Monday, July 14, 2014

Weigh in on the midnight bar ordinance Thursday night

City to host public meeting at Charleston Museum

Posted by Paul Bowers on Mon, Jul 14, 2014 at 5:28 PM

Ready to weigh in on the Great Midnight Bar Closing Debate? Your time has come. The City of Charleston will host a public input meeting Thurs. July 17 at 5:30 p.m. in the auditorium at the Charleston Museum (360 Meeting St.).

The topic at hand is a proposal that would require all new bars and late-night establishments within certain sections of downtown to close at midnight instead of 2 a.m. Mayor Joseph P. Riley Jr. and Police Chief Greg Mullen have said that the measure is needed to curb a growing crime problem in the late-night bar districts, while some members of the food and beverage industry have said that it would hurt the industry and provide an unfair advantage to existing bars that will be grandfathered in.

The S.C. Restaurant & Lodging Association has come out in opposition to the proposed ordinance, with the executive committee of its Board of Directors writing in a prepared statement:

"If passed, this ordinance would not only have a negative economic impact on owners and employees at bars, restaurants, grocery stores, gas stations, and other establishments that sell alcohol, it would also decrease the amount of state and local sales taxes that would otherwise be collected, potentially passing any offset for that decrease in collections along to the taxpayers in the City of Charleston.
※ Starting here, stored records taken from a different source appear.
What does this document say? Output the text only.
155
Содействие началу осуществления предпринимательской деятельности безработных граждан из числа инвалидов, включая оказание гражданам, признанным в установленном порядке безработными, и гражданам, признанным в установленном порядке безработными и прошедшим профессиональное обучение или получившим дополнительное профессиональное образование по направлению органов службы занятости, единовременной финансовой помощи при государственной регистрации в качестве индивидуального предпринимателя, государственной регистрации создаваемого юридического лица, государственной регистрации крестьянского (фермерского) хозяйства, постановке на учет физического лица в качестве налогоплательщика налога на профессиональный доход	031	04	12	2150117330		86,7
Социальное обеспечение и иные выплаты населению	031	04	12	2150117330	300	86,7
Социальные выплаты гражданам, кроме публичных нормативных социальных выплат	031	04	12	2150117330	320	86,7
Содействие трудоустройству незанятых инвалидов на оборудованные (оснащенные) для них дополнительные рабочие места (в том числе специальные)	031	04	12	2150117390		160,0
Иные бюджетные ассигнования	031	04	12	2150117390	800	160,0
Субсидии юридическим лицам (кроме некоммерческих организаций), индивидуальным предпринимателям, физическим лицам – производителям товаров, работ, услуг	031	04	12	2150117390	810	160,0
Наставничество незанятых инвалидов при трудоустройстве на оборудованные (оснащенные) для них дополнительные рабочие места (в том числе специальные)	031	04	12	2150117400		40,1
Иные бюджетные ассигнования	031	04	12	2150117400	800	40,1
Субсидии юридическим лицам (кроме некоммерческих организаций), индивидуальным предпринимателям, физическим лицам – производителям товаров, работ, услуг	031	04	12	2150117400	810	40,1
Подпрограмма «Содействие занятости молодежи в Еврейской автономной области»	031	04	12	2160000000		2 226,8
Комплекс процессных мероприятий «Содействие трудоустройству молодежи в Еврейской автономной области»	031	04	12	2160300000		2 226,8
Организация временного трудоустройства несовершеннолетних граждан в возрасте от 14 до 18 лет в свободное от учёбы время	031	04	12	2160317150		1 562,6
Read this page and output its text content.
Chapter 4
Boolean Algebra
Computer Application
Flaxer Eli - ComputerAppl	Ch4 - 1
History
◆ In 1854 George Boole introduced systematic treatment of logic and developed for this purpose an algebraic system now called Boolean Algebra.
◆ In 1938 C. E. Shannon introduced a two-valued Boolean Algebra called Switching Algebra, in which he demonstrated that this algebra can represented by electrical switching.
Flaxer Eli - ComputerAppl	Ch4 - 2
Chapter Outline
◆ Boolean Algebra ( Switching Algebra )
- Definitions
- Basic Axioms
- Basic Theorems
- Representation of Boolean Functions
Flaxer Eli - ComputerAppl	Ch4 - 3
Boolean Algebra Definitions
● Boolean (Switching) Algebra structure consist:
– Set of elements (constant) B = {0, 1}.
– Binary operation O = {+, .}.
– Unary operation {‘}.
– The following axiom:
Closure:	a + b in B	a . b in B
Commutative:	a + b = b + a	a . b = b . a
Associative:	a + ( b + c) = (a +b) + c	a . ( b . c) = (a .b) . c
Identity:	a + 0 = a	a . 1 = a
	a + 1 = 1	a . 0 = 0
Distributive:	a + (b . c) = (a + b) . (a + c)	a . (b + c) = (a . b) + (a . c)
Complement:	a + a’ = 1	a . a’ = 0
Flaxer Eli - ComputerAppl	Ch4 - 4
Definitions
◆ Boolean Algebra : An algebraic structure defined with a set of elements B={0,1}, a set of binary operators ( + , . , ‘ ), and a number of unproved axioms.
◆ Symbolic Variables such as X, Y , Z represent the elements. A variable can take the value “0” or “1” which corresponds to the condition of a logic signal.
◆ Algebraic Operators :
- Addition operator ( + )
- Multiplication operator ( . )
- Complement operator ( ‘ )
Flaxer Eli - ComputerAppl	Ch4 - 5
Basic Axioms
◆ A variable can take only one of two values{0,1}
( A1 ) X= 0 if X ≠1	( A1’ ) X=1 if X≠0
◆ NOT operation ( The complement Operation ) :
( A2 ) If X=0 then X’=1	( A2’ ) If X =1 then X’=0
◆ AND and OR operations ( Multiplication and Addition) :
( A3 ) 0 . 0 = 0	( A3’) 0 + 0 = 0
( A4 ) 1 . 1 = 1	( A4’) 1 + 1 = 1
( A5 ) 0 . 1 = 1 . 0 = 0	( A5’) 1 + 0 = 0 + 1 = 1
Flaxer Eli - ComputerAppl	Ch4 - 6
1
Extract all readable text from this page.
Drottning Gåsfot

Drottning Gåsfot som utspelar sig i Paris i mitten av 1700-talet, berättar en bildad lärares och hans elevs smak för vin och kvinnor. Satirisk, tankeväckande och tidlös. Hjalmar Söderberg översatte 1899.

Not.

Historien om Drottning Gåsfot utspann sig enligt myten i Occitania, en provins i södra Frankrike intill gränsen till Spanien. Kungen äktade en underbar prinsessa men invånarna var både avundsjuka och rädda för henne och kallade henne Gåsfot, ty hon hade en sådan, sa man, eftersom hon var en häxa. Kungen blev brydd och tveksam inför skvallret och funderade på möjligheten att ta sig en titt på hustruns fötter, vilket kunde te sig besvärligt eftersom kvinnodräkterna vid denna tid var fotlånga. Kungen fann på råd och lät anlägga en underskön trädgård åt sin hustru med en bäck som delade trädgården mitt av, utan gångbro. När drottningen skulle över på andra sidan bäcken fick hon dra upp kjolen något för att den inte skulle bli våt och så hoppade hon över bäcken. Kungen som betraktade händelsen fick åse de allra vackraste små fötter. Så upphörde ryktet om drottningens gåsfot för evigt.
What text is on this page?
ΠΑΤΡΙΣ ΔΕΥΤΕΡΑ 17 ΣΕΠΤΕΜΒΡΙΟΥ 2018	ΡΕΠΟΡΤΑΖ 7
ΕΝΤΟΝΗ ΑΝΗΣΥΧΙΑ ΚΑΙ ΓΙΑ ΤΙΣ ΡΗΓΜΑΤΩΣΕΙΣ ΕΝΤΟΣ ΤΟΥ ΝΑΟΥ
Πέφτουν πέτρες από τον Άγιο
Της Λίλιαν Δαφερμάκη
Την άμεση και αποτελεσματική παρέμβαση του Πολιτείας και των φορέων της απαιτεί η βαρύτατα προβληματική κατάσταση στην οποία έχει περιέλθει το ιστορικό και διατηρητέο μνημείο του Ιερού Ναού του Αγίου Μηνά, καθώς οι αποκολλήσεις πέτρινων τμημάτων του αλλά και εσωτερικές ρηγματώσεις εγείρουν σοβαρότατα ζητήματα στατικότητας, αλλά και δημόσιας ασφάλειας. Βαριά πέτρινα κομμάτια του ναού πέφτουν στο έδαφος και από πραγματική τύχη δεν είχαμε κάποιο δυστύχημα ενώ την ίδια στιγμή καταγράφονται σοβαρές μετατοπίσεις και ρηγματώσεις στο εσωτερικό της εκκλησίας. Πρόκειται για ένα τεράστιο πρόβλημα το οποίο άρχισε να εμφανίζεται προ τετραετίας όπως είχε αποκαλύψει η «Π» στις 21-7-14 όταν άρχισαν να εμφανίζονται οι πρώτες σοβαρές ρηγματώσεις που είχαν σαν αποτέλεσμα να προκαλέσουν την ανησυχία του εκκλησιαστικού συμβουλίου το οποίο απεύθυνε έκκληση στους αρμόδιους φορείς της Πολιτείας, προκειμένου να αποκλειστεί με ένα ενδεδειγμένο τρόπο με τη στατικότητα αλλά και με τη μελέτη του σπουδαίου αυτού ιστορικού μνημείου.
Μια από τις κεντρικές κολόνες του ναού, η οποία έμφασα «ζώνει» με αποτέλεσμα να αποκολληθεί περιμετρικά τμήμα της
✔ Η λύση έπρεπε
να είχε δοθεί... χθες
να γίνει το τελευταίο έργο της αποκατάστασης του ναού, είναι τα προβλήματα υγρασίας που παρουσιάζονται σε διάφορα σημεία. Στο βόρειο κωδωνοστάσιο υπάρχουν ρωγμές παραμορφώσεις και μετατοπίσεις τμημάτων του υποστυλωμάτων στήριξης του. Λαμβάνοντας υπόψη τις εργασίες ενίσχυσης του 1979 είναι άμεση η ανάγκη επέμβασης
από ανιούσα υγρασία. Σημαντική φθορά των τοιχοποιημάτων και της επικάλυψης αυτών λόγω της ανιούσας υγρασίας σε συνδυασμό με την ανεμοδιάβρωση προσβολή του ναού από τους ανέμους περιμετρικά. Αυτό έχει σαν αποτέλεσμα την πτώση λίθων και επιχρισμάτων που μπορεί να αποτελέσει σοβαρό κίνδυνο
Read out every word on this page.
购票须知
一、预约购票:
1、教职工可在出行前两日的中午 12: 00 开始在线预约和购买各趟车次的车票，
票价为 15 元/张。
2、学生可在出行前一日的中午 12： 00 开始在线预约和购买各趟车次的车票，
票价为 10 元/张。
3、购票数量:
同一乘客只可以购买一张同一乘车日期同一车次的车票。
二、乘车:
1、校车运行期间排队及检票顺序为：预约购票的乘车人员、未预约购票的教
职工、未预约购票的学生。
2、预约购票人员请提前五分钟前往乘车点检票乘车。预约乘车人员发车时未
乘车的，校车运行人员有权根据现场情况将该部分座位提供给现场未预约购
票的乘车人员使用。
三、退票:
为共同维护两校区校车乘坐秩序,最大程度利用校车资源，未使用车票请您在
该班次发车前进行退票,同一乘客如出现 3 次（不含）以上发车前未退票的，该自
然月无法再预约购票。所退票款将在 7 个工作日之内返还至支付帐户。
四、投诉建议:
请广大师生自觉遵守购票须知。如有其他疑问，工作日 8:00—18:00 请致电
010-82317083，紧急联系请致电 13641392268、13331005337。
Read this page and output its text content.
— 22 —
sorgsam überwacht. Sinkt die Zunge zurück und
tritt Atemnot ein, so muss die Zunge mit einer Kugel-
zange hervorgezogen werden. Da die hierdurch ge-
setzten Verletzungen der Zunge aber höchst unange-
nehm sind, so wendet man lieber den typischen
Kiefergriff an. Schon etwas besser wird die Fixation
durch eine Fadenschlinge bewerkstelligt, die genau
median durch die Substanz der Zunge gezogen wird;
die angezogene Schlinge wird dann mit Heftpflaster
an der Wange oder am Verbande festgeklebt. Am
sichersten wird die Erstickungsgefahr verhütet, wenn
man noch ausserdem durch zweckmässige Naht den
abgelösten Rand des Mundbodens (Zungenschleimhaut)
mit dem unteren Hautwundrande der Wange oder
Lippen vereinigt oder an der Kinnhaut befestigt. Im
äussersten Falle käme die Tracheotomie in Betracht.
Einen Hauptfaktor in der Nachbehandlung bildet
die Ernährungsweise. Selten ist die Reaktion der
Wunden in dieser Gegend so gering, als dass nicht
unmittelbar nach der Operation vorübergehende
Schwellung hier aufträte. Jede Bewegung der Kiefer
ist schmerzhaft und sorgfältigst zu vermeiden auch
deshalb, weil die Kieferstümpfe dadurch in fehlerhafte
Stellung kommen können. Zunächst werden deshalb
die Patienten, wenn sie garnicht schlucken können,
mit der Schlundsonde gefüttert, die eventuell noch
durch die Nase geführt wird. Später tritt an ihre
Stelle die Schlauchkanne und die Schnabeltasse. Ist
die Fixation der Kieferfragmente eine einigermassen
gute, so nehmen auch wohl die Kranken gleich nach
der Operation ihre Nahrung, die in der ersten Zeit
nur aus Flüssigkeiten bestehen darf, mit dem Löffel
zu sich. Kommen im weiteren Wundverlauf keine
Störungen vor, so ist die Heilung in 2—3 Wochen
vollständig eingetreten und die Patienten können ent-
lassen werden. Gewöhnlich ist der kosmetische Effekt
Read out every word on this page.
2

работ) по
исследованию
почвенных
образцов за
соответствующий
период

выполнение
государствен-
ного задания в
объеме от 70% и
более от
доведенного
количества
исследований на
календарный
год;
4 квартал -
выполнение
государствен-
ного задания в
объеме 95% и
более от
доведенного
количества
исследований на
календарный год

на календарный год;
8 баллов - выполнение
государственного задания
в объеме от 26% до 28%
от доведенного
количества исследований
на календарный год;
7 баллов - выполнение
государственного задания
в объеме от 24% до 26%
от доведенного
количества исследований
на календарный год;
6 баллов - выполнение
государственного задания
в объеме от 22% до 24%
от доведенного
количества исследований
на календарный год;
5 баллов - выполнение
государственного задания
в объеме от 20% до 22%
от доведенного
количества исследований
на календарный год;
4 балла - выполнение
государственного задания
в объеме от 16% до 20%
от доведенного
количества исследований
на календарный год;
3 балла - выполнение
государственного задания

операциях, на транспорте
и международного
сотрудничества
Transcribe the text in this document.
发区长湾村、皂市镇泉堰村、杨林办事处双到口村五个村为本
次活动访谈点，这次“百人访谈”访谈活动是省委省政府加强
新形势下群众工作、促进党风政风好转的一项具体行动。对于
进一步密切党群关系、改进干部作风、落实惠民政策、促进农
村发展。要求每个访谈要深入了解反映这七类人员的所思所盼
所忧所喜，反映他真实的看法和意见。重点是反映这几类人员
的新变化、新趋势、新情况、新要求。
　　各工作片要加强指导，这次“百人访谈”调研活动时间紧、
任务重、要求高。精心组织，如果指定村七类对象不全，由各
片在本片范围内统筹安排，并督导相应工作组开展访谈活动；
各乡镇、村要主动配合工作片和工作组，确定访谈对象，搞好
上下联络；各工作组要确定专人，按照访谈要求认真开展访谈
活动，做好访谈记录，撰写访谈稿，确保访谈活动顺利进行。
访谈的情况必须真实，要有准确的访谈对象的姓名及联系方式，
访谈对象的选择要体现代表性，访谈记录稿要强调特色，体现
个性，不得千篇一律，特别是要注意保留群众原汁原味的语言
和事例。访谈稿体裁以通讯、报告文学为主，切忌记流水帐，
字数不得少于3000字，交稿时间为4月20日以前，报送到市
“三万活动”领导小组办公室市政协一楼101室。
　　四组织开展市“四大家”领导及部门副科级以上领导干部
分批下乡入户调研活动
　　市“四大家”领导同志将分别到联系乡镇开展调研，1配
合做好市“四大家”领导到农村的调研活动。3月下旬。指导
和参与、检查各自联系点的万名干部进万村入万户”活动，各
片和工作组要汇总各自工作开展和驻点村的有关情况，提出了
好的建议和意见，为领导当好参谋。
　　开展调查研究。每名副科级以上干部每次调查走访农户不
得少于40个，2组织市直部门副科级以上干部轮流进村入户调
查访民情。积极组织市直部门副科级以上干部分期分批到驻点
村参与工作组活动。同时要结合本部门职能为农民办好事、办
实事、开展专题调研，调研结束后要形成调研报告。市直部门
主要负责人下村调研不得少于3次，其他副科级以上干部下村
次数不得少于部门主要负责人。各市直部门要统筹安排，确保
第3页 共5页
"If approved, this ordinance would have a chilling effect on the growth of Charleston's number one industry, tourism. Charleston richly deserves the distinction it has achieved as being the top tourism destination in the world. We as an Association strongly support initiatives to help grow our tourism industry. And by the same token, we strongly oppose ordinances such as this one which would create a playing field that's not level, set up selective enforcement, and stifle the growth of tourism."

The proposal passed a first reading at City Council's May 27 meeting, with the only dissenting vote coming from Councilman Dean Riegel. The city's Planning Commission is scheduled to take up the issue at its Aug. 20 public meeting, and Mayor Riley has said that City Council will give the ordinance a second (and potentially third) reading at one of its September meetings.